Ideally, moving from a hierarchy of hydrodynamic models, one should solve
throughout the whole domain the most complex model (with solution $u_{\rm{fine}}$) to accurately
describe all the physical features of the problem at hand. In our approach instead,
for a user-defined output functional ${\cal F}$, we aim to approximate,
within a prescribed tolerance τ, the value ${\cal F}(u_{\rm{fine}})$
by means of the quantity ${\cal F}(u_{\rm{adapted}})$, $u_{\rm{adapted}}$
being the so-called adapted solution solving the
simpler models on most of the computational domain while confining the complex ones only on a
restricted region. Moving from
the simplified setting where only two hydrodynamic models, fine and coarse, are considered, we
provide an efficient tool able to automatically select
the regions of the domain where the coarse
model rather than the fine one are to be solved, while guaranteeing $|{\cal F}(u_{\rm{fine}})
-{\cal F}(u_{\rm{adapted}})|$ below the tolerance τ.
This goal is achieved via a suitable a posteriori modeling error analysis
developed in the framework of a goal-oriented theory.

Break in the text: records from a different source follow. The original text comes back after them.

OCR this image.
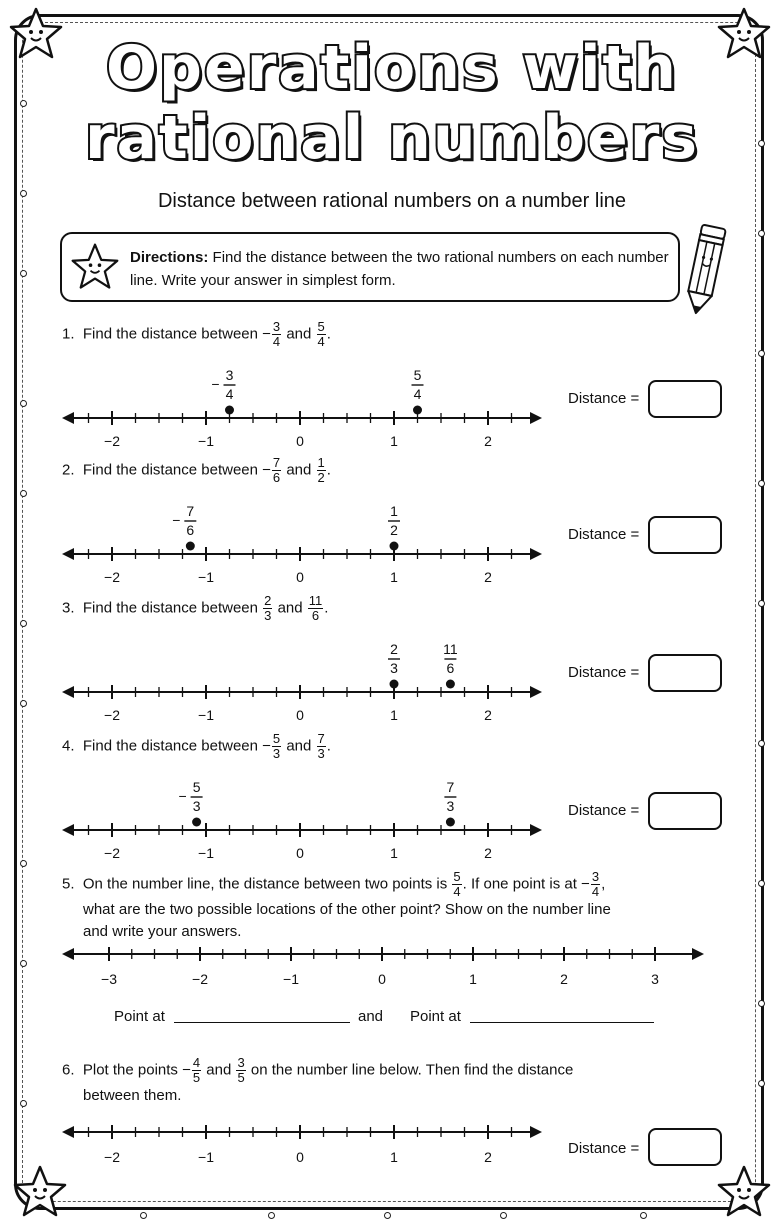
Operations with
rational numbers
Distance between rational numbers on a number line
Directions: Find the distance between the two rational numbers on each number line. Write your answer in simplest form.
1. Find the distance between − $\frac{3}{4}$ and $\frac{5}{4}$ .
−2	−1	0	1	2
3
4
−
5
4	Distance =
2. Find the distance between − $\frac{7}{6}$ and $\frac{1}{2}$ .
−2	−1	0	1	2
7
6
−
1
2	Distance =
3. Find the distance between $\frac{2}{3}$ and $\frac{11}{6}$ .
−2	−1	0	1	2
2
3
11
6	Distance =
4. Find the distance between − $\frac{5}{3}$ and $\frac{7}{3}$ .
−2	−1	0	1	2
5
3
−
7
3	Distance =
5. On the number line, the distance between two points is $\frac{5}{4}$ . If one point is at − $\frac{3}{4}$ ,
what are the two possible locations of the other point? Show on the number line
and write your answers.
−3	−2	−1	0	1	2	3
Point at	and Point at
6. Plot the points − $\frac{4}{5}$ and $\frac{3}{5}$ on the number line below. Then find the distance
between them.
−2	−1	0	1	2	Distance =
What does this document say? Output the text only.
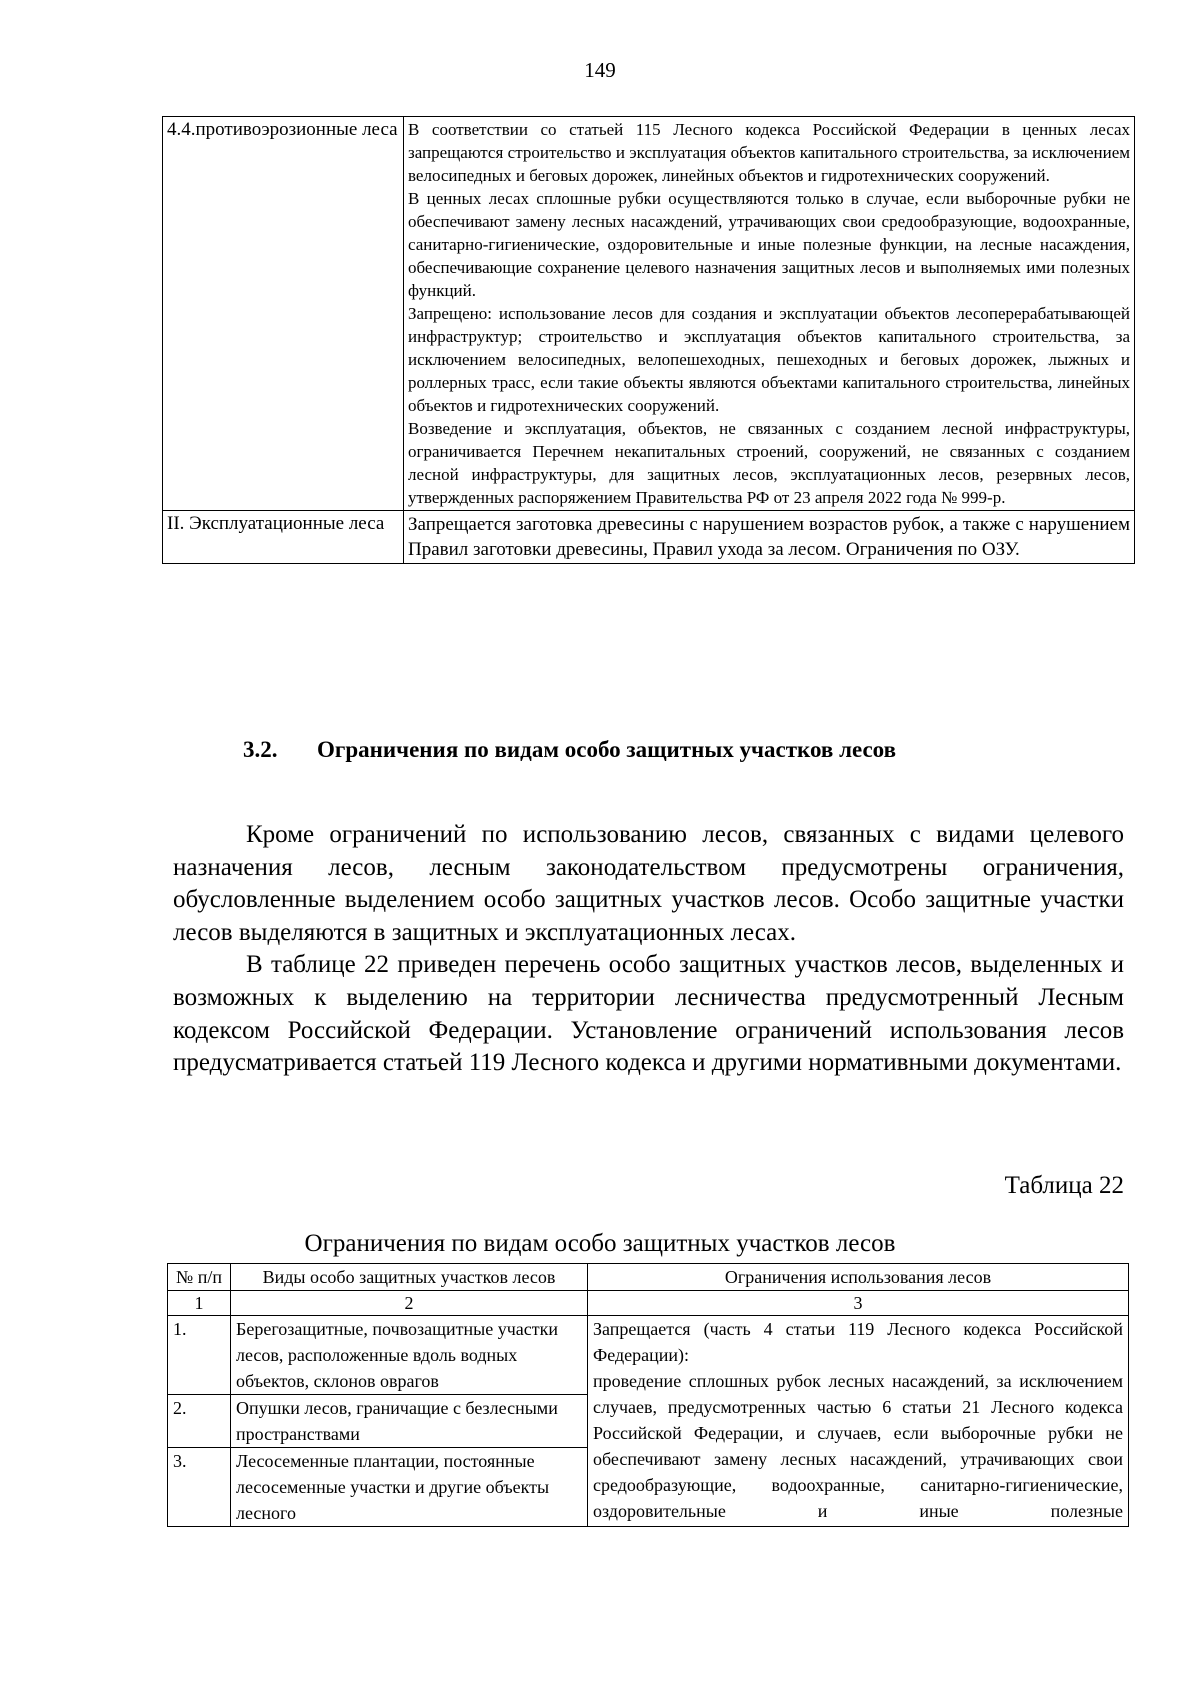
149
4.4.противоэрозионные леса	В соответствии со статьей 115 Лесного кодекса Российской Федерации в ценных лесах запрещаются строительство и эксплуатация объектов капитального строительства, за исключением велосипедных и беговых дорожек, линейных объектов и гидротехнических сооружений.

В ценных лесах сплошные рубки осуществляются только в случае, если выборочные рубки не обеспечивают замену лесных насаждений, утрачивающих свои средообразующие, водоохранные, санитарно-гигиенические, оздоровительные и иные полезные функции, на лесные насаждения, обеспечивающие сохранение целевого назначения защитных лесов и выполняемых ими полезных функций.

Запрещено: использование лесов для создания и эксплуатации объектов лесоперерабатывающей инфраструктур; строительство и эксплуатация объектов капитального строительства, за исключением велосипедных, велопешеходных, пешеходных и беговых дорожек, лыжных и роллерных трасс, если такие объекты являются объектами капитального строительства, линейных объектов и гидротехнических сооружений.

Возведение и эксплуатация, объектов, не связанных с созданием лесной инфраструктуры, ограничивается Перечнем некапитальных строений, сооружений, не связанных с созданием лесной инфраструктуры, для защитных лесов, эксплуатационных лесов, резервных лесов, утвержденных распоряжением Правительства РФ от 23 апреля 2022 года № 999-р.

II. Эксплуатационные леса	Запрещается заготовка древесины с нарушением возрастов рубок, а также с нарушением Правил заготовки древесины, Правил ухода за лесом. Ограничения по ОЗУ.

3.2. Ограничения по видам особо защитных участков лесов

Кроме ограничений по использованию лесов, связанных с видами целевого назначения лесов, лесным законодательством предусмотрены ограничения, обусловленные выделением особо защитных участков лесов. Особо защитные участки лесов выделяются в защитных и эксплуатационных лесах.

В таблице 22 приведен перечень особо защитных участков лесов, выделенных и возможных к выделению на территории лесничества предусмотренный Лесным кодексом Российской Федерации. Установление ограничений использования лесов предусматривается статьей 119 Лесного кодекса и другими нормативными документами.

Таблица 22
Ограничения по видам особо защитных участков лесов
№ п/п	Виды особо защитных участков лесов	Ограничения использования лесов
1	2	3
1.	Берегозащитные, почвозащитные участки лесов, расположенные вдоль водных объектов, склонов оврагов	Запрещается (часть 4 статьи 119 Лесного кодекса Российской Федерации):

проведение сплошных рубок лесных насаждений, за исключением случаев, предусмотренных частью 6 статьи 21 Лесного кодекса Российской Федерации, и случаев, если выборочные рубки не обеспечивают замену лесных насаждений, утрачивающих свои средообразующие, водоохранные, санитарно-гигиенические, оздоровительные и иные полезные

2.	Опушки лесов, граничащие с безлесными пространствами	
3.	Лесосеменные плантации, постоянные лесосеменные участки и другие объекты лесного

We extend the dual-based approach provided in
[Braack and Ern,
Multiscale Model Sim.1 (2003) 221–238],
for steady equations to the case of a generic time-dependent problem.
Then this analysis is specialized to the case we are
interested in, i.e. the free-surface flows simulation, by emphasizing
the crucial issue of the time discretization for both the primal and the dual
problems. Finally, in
the last part of the paper a widespread numerical validation is carried out.